Unscrupulous companies are pedalling a new scam to scare people into paying double price for new .biz and .info domain names.
Firms use dirty tricks to sell off .biz addresses
Salespeople from internet registration firms call the user of a domain name and inform them that a third party is trying to buy their .biz or .info name. The caller then offers to sell them the domains before they are snapped up by the other buyer.
One woman was issued a 15-minute ultimatum to buy her .biz domain before the company sold it to someone else. In another incident, a man was offered a domain name he had bought a few days before from a different firm. Both of these people were customers of another domain registration firm, Internetters.
A PC Advisor reader, who wished to remain anonymous, was also targeted as part of the scam. "[The saleswoman] attempted to extract payment by credit card immediately. I resisted and said that I would need to see written details of what was being offered," he said.

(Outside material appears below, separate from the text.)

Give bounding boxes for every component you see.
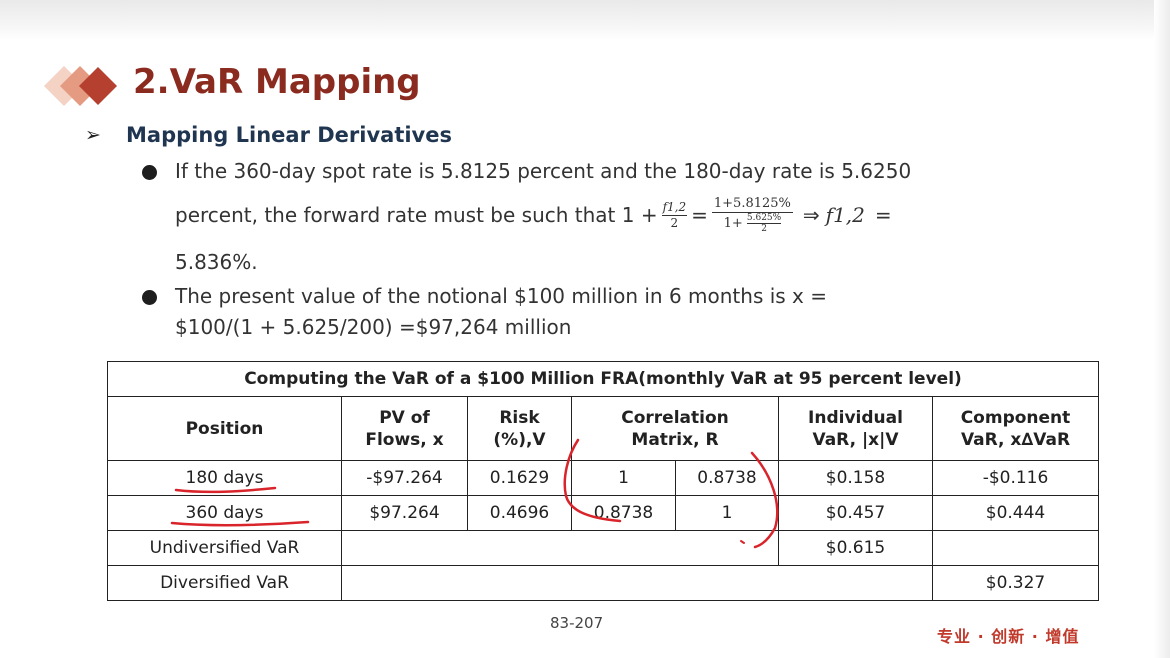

"I was told to commit to purchase by 5.30pm that day," the reader added.
The saleswoman allegedly told him that her company was the only one in the UK selling .biz domains. But when our reader smelled a rat he asked her to put this in an email. The email never arrived.
Some companies are charging up to £100 for a two-year registration on new domain names such as .biz, .info and .uk.com. However, many of the same domains are available elsewhere for less than £50.
"There is more and more competition in this sector, forcing companies to become more desperate in their tactics," said Ken Sorrie, co-director of Internetters. Sorrie's trying to highlight the scam perpetrated by unscrupulous companies.
Sorrie blames the increase in dirty sales tactics on the absence of a code of practice for domain name registration companies.
UK domain registry Nominet sent out a questionnaire to its members in September 2001 asking them if they would be willing to sign up to a code of practice.
A massive 80 percent of members said they favoured a code of practice, while six percent said they were against it.
As we went to press, Nominet could not say how many of its members responded to the questionnaire.